Having the following DF :
Name_A | Name_B | A | B | Type_A | Type_B |
---|---|---|---|---|---|
Test | Test | 5 | 5 | Game | Game |
nan | Test | nan | 5 | nan | Game |
nan | Test | nan | 10 | nan | Game |
doing :
DF.groupby(['Name_A',"Type_A"], as_index=False)[['A','B']].sum()

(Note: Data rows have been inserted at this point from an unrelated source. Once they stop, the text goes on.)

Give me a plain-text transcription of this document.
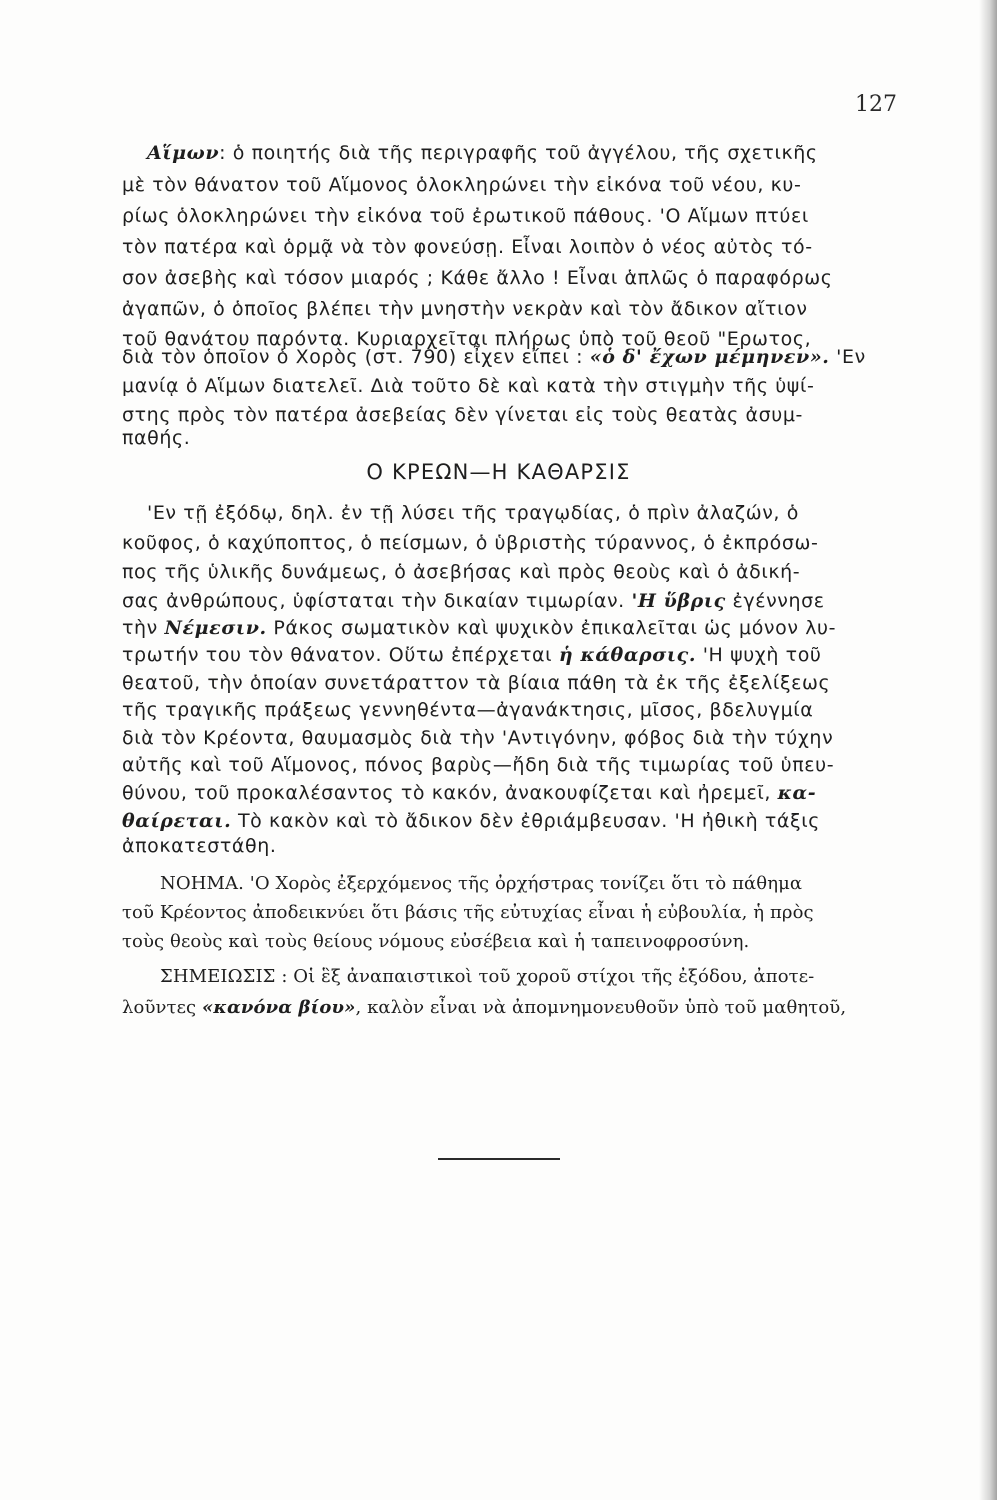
127
Αἵμων: ὁ ποιητής διὰ τῆς περιγραφῆς τοῦ ἀγγέλου, τῆς σχετικῆς
μὲ τὸν θάνατον τοῦ Αἵμονος ὁλοκληρώνει τὴν εἰκόνα τοῦ νέου, κυ-
ρίως ὁλοκληρώνει τὴν εἰκόνα τοῦ ἐρωτικοῦ πάθους. 'Ο Αἵμων πτύει
τὸν πατέρα καὶ ὁρμᾷ νὰ τὸν φονεύσῃ. Εἶναι λοιπὸν ὁ νέος αὐτὸς τό-
σον ἀσεβὴς καὶ τόσον μιαρός ; Κάθε ἄλλο ! Εἶναι ἁπλῶς ὁ παραφόρως
ἀγαπῶν, ὁ ὁποῖος βλέπει τὴν μνηστὴν νεκρὰν καὶ τὸν ἄδικον αἴτιον
τοῦ θανάτου παρόντα. Κυριαρχεῖται πλήρως ὑπὸ τοῦ θεοῦ "Ερωτος,
διὰ τὸν ὁποῖον ὁ Χορὸς (στ. 790) εἶχεν εἴπει : «ὁ δ' ἔχων μέμηνεν». 'Εν
μανίᾳ ὁ Αἵμων διατελεῖ. Διὰ τοῦτο δὲ καὶ κατὰ τὴν στιγμὴν τῆς ὑψί-
στης πρὸς τὸν πατέρα ἀσεβείας δὲν γίνεται εἰς τοὺς θεατὰς ἀσυμ-
παθής.
Ο ΚΡΕΩΝ—Η ΚΑΘΑΡΣΙΣ
'Εν τῇ ἐξόδῳ, δηλ. ἐν τῇ λύσει τῆς τραγῳδίας, ὁ πρὶν ἀλαζών, ὁ
κοῦφος, ὁ καχύποπτος, ὁ πείσμων, ὁ ὑβριστὴς τύραννος, ὁ ἐκπρόσω-
πος τῆς ὑλικῆς δυνάμεως, ὁ ἀσεβήσας καὶ πρὸς θεοὺς καὶ ὁ ἀδική-
σας ἀνθρώπους, ὑφίσταται τὴν δικαίαν τιμωρίαν. 'Η ὕβρις ἐγέννησε
τὴν Νέμεσιν. Ράκος σωματικὸν καὶ ψυχικὸν ἐπικαλεῖται ὡς μόνον λυ-
τρωτήν του τὸν θάνατον. Οὕτω ἐπέρχεται ἡ κάθαρσις. 'Η ψυχὴ τοῦ
θεατοῦ, τὴν ὁποίαν συνετάραττον τὰ βίαια πάθη τὰ ἐκ τῆς ἐξελίξεως
τῆς τραγικῆς πράξεως γεννηθέντα—ἀγανάκτησις, μῖσος, βδελυγμία
διὰ τὸν Κρέοντα, θαυμασμὸς διὰ τὴν 'Αντιγόνην, φόβος διὰ τὴν τύχην
αὐτῆς καὶ τοῦ Αἵμονος, πόνος βαρὺς—ἤδη διὰ τῆς τιμωρίας τοῦ ὑπευ-
θύνου, τοῦ προκαλέσαντος τὸ κακόν, ἀνακουφίζεται καὶ ἠρεμεῖ, κα-
θαίρεται. Τὸ κακὸν καὶ τὸ ἄδικον δὲν ἐθριάμβευσαν. 'Η ἠθικὴ τάξις
ἀποκατεστάθη.
ΝΟΗΜΑ. 'Ο Χορὸς ἐξερχόμενος τῆς ὀρχήστρας τονίζει ὅτι τὸ πάθημα
τοῦ Κρέοντος ἀποδεικνύει ὅτι βάσις τῆς εὐτυχίας εἶναι ἡ εὐβουλία, ἡ πρὸς
τοὺς θεοὺς καὶ τοὺς θείους νόμους εὐσέβεια καὶ ἡ ταπεινοφροσύνη.
ΣΗΜΕΙΩΣΙΣ : Οἱ ἓξ ἀναπαιστικοὶ τοῦ χοροῦ στίχοι τῆς ἐξόδου, ἀποτε-
λοῦντες «κανόνα βίου», καλὸν εἶναι νὰ ἀπομνημονευθοῦν ὑπὸ τοῦ μαθητοῦ,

NewDF = DF.where(DF['TypeA']== "Game")
returns the following
Name_A | Name_B | A | B | Type_A | Type_B |
---|---|---|---|---|---|
Test | nan | 5 | 5 | Game | Game |
But I would like to get :
Name_A | Name_B | A | B | Type_A | Type_B |
---|---|---|---|---|---|
Test | Test | 5 | 20 | Game | Game |
Is it possible to do so ?
Maybe I need to use merge
instead of group by? The answer might be close to this one but I need to use a different group by.
CodePudding user response:
Given OP new requirement, achieve that using numpy.where
, pandas.DataFrame.astype
(to be able to handle nan
values) and .sum
as follows
df['A'] = np.where((df['Name_A'] == 'Test') & (df['Type_A'] == 'Game'), df['A'].astype(float).sum(), df['A'])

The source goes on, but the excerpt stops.